A partir de ese día comencé una amistad con La Peineta que ha durado casi treinta años.

Lo apodaban El Rocker, por greñudo, pero una noche que compró caguamas clandestinas y lo trampó la policía fue rebautizado. Peineta significa soplón. Una regla no escrita de la venta ilegal de alcohol es que si te atrapa la ley no delates a quien te lo vendió. La Peineta vivía en la Miguel Hidalgo. Una colonia incrustada en un costado del Cerro de la Cruz. Era un prángana, como yo. Éramos esos chicos perdidos de “Something in the Night” de Bruce Spingsteen. Existían dos tipos de vale verga. Los que estaban condenados y los que tratábamos de escapar de nuestra condición de pranganotas. La manera que La Peineta eligió para escapar fue tatuando.

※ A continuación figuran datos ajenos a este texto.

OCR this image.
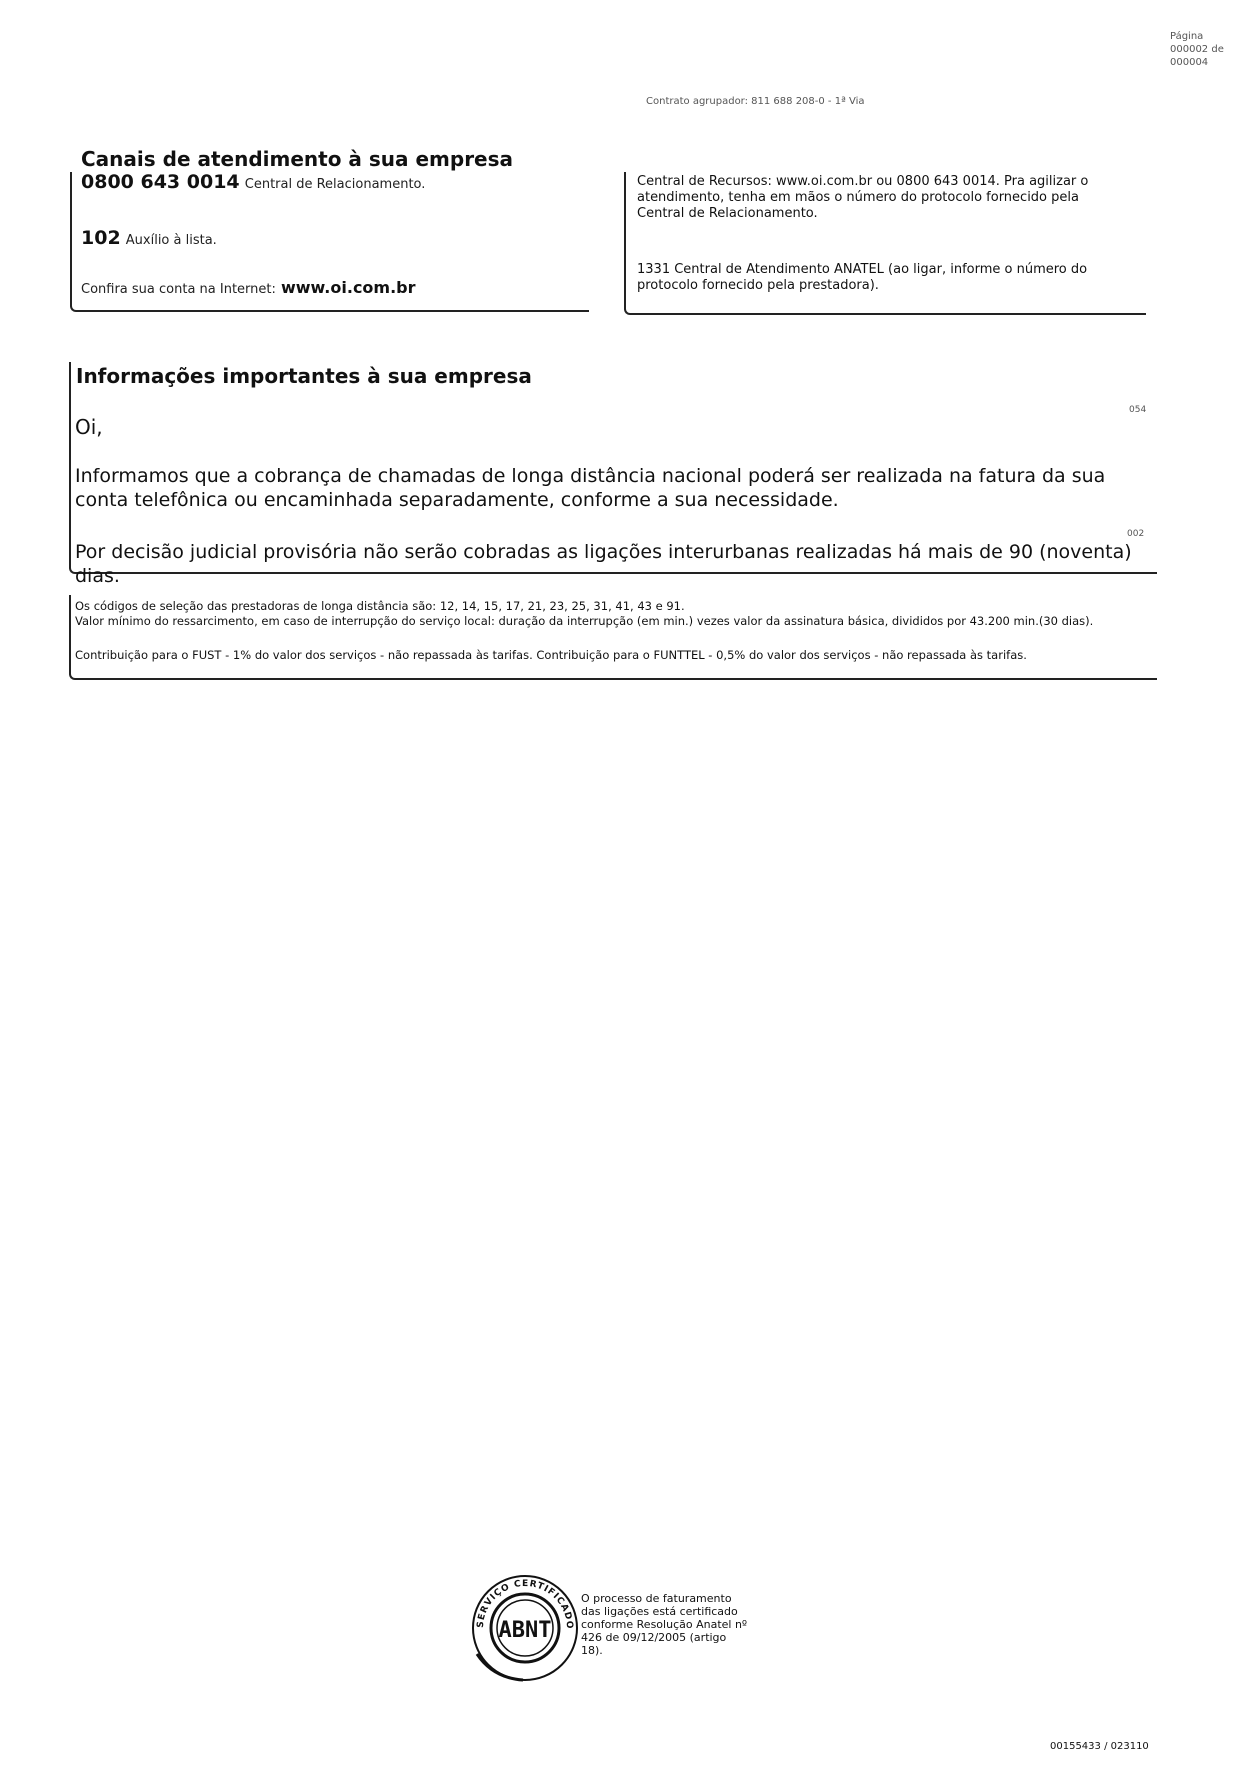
Página
000002 de
000004
Contrato agrupador: 811 688 208-0 - 1ª Via
Canais de atendimento à sua empresa
0800 643 0014 Central de Relacionamento.
102 Auxílio à lista.
Confira sua conta na Internet: www.oi.com.br
Central de Recursos: www.oi.com.br ou 0800 643 0014. Pra agilizar o atendimento, tenha em mãos o número do protocolo fornecido pela Central de Relacionamento.
1331 Central de Atendimento ANATEL (ao ligar, informe o número do protocolo fornecido pela prestadora).
Informações importantes à sua empresa
054
Oi,
Informamos que a cobrança de chamadas de longa distância nacional poderá ser realizada na fatura da sua conta telefônica ou encaminhada separadamente, conforme a sua necessidade.
002
Por decisão judicial provisória não serão cobradas as ligações interurbanas realizadas há mais de 90 (noventa) dias.
Os códigos de seleção das prestadoras de longa distância são: 12, 14, 15, 17, 21, 23, 25, 31, 41, 43 e 91.
Valor mínimo do ressarcimento, em caso de interrupção do serviço local: duração da interrupção (em min.) vezes valor da assinatura básica, divididos por 43.200 min.(30 dias).
Contribuição para o FUST - 1% do valor dos serviços - não repassada às tarifas. Contribuição para o FUNTTEL - 0,5% do valor dos serviços - não repassada às tarifas.
SERVIÇO CERTIFICADO
ABNT
O processo de faturamento das ligações está certificado conforme Resolução Anatel nº 426 de 09/12/2005 (artigo 18).
00155433 / 023110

La Peineta aprendió a tatuar de manera autodidacta, de la misma forma yo emprendería un proyecto de escritura años después. Comenzó con pura escoria. O como le encantaba decirles, sus víctimas. Puro chemo que con tal de tatuarse gratis permitía a La Peineta ensayar sobre su piel. Apenas perfeccionó el uso de la aguja, empezó a cobrar. De la Miguel Hidalgo, a un costado del Cerro de la Cruz, brincó al estudio de tatuajes de El Pala, también conocido como El Sandalias o El Chancla.

Yo seguía en busca de una droga ya que mis bodas entre el cielo y el infierno de las anfetas habían fracasado y la mota no me seducía. Entonces el polvo maldito hizo su entrada triunfal.

Supe de la existencia de la coca por la televisión. Para mí era tan remota como un viaje a Europa. La asociaba a Hollywood, a Maradona, a Paco Stanley. Era una droga para gente adinerada. New rich . Pero el neoliberalismo hizo lo suyo y la puso en las calles al alcance de pránganas como yo.

Probé la coca a los diecisiete casi dieciocho en el estudio de tatuajes de El Pala. Ese mismo día conocí a José Alfredo, con quien sostengo una amistad a prueba de balas hasta el presente. A José Alfredo lo apodaban El Kevin, por su parecido con el niño de la serie Wonder Years . Apenas tenía quince años. Él no probó la soda, pero el hecho de que estuviera esa tarde ahí era un indicio de lo que pasaría con él años después. Se convertiría en uno de los mejores artistas de México.